The nurse said, “That’s ridiculous. We have to get permission from the doctor.”
Michael spoke very quickly. “You’ve read about my father in the papers. You’ve seen that there’s no one here tonight to guard him. Now I’ve just gotten word some men will come into the hospital to kill him. Please believe me and help me.” He-could be extraordinarily persuasive when he wanted to be.
The nurse said, “We don’t have to disconnect the tubes. We can wheel the stand with the bed.”
“Do you have an empty room?” Michael whispered.
“At the end of the hall,” the nurse said.
It was done in a matter of moments, very quickly and very efficiently. Then Michael said to the nurse, “Stay here with him until help comes. If you’re outside at your station you might get hurt.”
At that moment he heard his father’s voice from the bed, hoarse but full of strength, “Michael, is it you? What happened, what is it?”

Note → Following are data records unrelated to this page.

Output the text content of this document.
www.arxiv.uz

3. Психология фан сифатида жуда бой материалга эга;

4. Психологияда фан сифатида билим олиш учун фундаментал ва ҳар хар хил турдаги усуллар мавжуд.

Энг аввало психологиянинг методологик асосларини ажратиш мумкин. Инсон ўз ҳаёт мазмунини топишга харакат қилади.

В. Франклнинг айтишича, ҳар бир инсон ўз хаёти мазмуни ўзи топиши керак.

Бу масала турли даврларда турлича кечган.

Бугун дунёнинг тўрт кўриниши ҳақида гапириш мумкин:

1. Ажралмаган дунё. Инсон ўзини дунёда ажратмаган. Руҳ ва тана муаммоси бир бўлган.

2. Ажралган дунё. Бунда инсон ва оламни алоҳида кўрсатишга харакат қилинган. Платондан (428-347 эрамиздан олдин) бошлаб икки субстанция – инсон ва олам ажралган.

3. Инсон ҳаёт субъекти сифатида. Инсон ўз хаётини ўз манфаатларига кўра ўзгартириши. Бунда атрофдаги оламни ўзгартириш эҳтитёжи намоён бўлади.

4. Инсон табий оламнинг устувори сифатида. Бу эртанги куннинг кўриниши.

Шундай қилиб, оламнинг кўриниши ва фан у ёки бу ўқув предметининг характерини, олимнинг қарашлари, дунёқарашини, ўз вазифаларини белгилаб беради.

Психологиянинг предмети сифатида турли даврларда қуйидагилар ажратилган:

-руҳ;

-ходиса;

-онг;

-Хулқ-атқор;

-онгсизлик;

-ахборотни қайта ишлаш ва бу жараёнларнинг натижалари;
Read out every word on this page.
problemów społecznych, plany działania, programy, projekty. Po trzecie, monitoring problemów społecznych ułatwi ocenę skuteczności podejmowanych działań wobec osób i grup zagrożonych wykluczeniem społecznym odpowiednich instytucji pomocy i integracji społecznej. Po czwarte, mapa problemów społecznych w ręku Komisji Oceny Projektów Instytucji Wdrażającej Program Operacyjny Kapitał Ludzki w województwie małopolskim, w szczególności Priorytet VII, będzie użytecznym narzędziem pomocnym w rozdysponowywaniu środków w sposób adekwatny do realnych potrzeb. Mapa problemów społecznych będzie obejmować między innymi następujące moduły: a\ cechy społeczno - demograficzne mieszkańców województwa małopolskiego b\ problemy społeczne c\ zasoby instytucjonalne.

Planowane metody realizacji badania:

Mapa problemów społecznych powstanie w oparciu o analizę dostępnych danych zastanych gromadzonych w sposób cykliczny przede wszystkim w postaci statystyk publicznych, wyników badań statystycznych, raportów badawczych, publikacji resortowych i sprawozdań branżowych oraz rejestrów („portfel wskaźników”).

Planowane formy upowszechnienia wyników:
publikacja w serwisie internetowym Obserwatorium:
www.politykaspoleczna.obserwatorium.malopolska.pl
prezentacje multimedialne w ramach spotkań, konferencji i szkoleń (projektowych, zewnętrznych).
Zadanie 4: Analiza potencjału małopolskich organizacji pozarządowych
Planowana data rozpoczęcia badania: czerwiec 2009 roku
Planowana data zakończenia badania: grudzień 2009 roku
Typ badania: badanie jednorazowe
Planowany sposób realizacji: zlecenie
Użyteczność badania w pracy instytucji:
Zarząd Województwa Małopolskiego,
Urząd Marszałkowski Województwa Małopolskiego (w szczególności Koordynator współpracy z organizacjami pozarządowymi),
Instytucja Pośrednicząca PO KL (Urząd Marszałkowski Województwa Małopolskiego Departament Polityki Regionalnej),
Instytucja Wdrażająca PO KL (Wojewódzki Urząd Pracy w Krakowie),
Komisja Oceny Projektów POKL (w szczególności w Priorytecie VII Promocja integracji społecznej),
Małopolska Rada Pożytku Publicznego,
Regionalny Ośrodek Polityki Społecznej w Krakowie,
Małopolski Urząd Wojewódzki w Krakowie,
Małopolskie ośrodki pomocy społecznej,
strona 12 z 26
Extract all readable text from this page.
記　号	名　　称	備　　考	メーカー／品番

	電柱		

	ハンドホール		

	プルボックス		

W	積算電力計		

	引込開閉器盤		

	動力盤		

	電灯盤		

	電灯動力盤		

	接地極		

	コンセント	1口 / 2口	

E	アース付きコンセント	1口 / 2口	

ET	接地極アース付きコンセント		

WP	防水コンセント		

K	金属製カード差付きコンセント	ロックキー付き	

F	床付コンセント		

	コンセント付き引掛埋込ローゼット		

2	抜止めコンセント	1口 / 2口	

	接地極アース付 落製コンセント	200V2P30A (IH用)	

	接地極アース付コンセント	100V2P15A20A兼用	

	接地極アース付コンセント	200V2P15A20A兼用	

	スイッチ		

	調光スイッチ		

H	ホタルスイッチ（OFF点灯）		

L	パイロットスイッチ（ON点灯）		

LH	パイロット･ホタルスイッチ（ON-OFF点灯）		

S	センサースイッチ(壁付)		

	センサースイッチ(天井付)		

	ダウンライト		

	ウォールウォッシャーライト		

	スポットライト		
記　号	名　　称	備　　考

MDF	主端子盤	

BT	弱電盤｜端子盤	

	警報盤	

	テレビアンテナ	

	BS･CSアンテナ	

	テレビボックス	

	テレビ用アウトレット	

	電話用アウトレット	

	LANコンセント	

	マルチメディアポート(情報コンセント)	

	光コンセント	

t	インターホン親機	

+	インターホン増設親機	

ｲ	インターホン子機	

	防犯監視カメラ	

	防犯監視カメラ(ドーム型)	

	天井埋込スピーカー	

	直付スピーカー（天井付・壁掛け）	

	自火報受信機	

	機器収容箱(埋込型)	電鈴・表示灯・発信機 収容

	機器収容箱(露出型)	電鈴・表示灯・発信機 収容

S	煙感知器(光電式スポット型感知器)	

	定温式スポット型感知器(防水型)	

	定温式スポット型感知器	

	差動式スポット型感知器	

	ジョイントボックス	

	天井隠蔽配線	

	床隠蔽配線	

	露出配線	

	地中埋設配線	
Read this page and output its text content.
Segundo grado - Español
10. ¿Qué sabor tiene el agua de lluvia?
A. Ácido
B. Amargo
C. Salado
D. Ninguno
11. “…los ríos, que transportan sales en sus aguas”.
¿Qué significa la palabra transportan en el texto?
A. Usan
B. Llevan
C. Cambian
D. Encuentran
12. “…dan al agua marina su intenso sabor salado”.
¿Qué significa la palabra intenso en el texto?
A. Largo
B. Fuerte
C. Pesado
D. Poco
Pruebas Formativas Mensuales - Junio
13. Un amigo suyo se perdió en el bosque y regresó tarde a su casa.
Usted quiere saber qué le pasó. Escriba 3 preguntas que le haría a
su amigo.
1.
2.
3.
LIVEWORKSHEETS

Michael leaned over the bed. He took his father’s hand in his. “It’s Mike,” he said. “Don’t be afraid. Now listen, don’t make any noise at all, especially if somebody calls out your name. Some people want to kill you, understand? But I’m here so don’t be afraid.”
Don Corleone, still not fully conscious of what had happened to him the day before, in terrible pain, yet smiled benevolently on his youngest son, wanting to tell him, but it was too much effort, “Why should I be afraid now? Strange men have come to kill me ever since I was twelve years old.”